他一共给赵澜拍了三次盛满酒液的玻璃杯照片。
赵澜有点坐不住了,许谨礼那点酒量他清楚,三杯红酒,回去必然是一滩醉鱼。
会议被他按了加速键,所有的发言人全部限定发言时间,等会议结束,他急匆匆赶回家,却发现地下酒窖只剩下一个空酒杯。
赵澜走上楼,发现一楼关着灯,只有卧室房门半掩,里面透出一丁点灯光。
赵澜顺着光源走了过去。
推开房门,看到许谨礼趴在床上,身上穿了一件露背蕾丝透款衬衣,下身是光裸的双腿,露出的脊背与隐入衬衣的臀丘起伏有致,衣摆下方,是穿着绳式内裤的真空美景。
许谨礼垂下一只手,细白的长指捏着酒杯,正转过脸来看他。
赵澜不得不承认,在看到这幅画面的那一刻,他的某处已经难以抑制地向许谨礼敬礼了。
许谨礼还故作惊讶,“呀,你怎么回来了?”
赵澜掩上门,拉松领带,走上前去,“装,不弄出点动静,我还不知道你在这屋。

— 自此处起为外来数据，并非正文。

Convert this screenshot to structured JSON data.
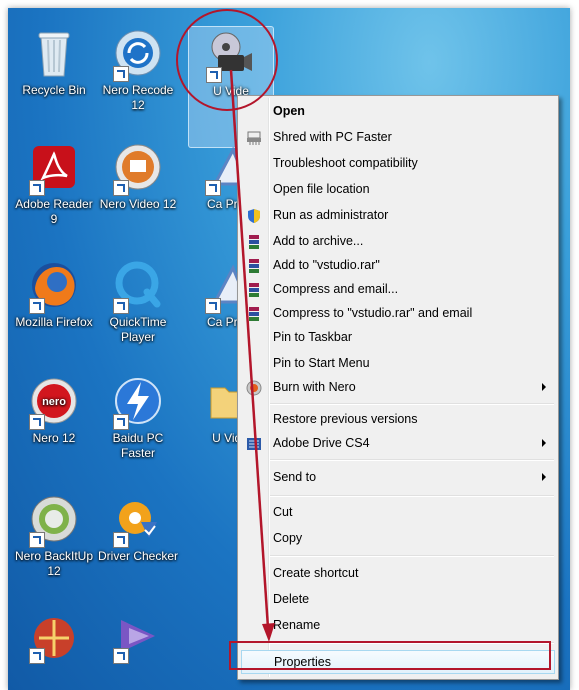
{
  "desktop": {
    "icons": [
      {
        "label": "Recycle Bin",
        "icon": "recycle-bin-icon"
      },
      {
        "label": "Nero Recode 12",
        "icon": "nero-recode-icon"
      },
      {
        "label": "U Vide",
        "icon": "video-camera-icon"
      },
      {
        "label": "Adobe Reader 9",
        "icon": "adobe-reader-icon"
      },
      {
        "label": "Nero Video 12",
        "icon": "nero-video-icon"
      },
      {
        "label": "Ca ProC",
        "icon": "camtasia-icon"
      },
      {
        "label": "Mozilla Firefox",
        "icon": "firefox-icon"
      },
      {
        "label": "QuickTime Player",
        "icon": "quicktime-icon"
      },
      {
        "label": "Ca ProC",
        "icon": "camtasia-icon"
      },
      {
        "label": "Nero 12",
        "icon": "nero-icon"
      },
      {
        "label": "Baidu PC Faster",
        "icon": "baidu-pc-faster-icon"
      },
      {
        "label": "U Vide",
        "icon": "folder-icon"
      },
      {
        "label": "Nero BackItUp 12",
        "icon": "nero-backitup-icon"
      },
      {
        "label": "Driver Checker",
        "icon": "driver-checker-icon"
      }
    ]
  },
  "menu": {
    "items": [
      {
        "label": "Open"
      },
      {
        "label": "Shred with PC Faster",
        "icon": "shredder-icon"
      },
      {
        "label": "Troubleshoot compatibility"
      },
      {
        "label": "Open file location"
      },
      {
        "label": "Run as administrator",
        "icon": "shield-icon"
      },
      {
        "label": "Add to archive...",
        "icon": "winrar-icon"
      },
      {
        "label": "Add to \"vstudio.rar\"",
        "icon": "winrar-icon"
      },
      {
        "label": "Compress and email...",
        "icon": "winrar-icon"
      },
      {
        "label": "Compress to \"vstudio.rar\" and email",
        "icon": "winrar-icon"
      },
      {
        "label": "Pin to Taskbar"
      },
      {
        "label": "Pin to Start Menu"
      },
      {
        "label": "Burn with Nero",
        "icon": "nero-burn-icon"
      },
      {
        "label": "Restore previous versions"
      },
      {
        "label": "Adobe Drive CS4",
        "icon": "adobe-drive-icon"
      },
      {
        "label": "Send to"
      },
      {
        "label": "Cut"
      },
      {
        "label": "Copy"
      },
      {
        "label": "Create shortcut"
      },
      {
        "label": "Delete"
      },
      {
        "label": "Rename"
      },
      {
        "label": "Properties"
      }
    ]
  },
  "colors": {
    "annotation": "#b3162b",
    "selection": "#a8d8f0"
  }
}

”
许谨礼摆了半天姿势才让自己的一切都显得恰到好处,他有点不高兴,爬起身,“你怎么这样?”
赵澜笑着握住他的手,把酒杯从他手中抽出,“怎么没醉,嗯?”
“不知道呀,”许谨礼道,“你的酒不中用。”
赵澜猜到许谨礼八成是特地摆拍了三张照片哄骗他,便捉着许谨礼的手往下一按,“这里中用就行。”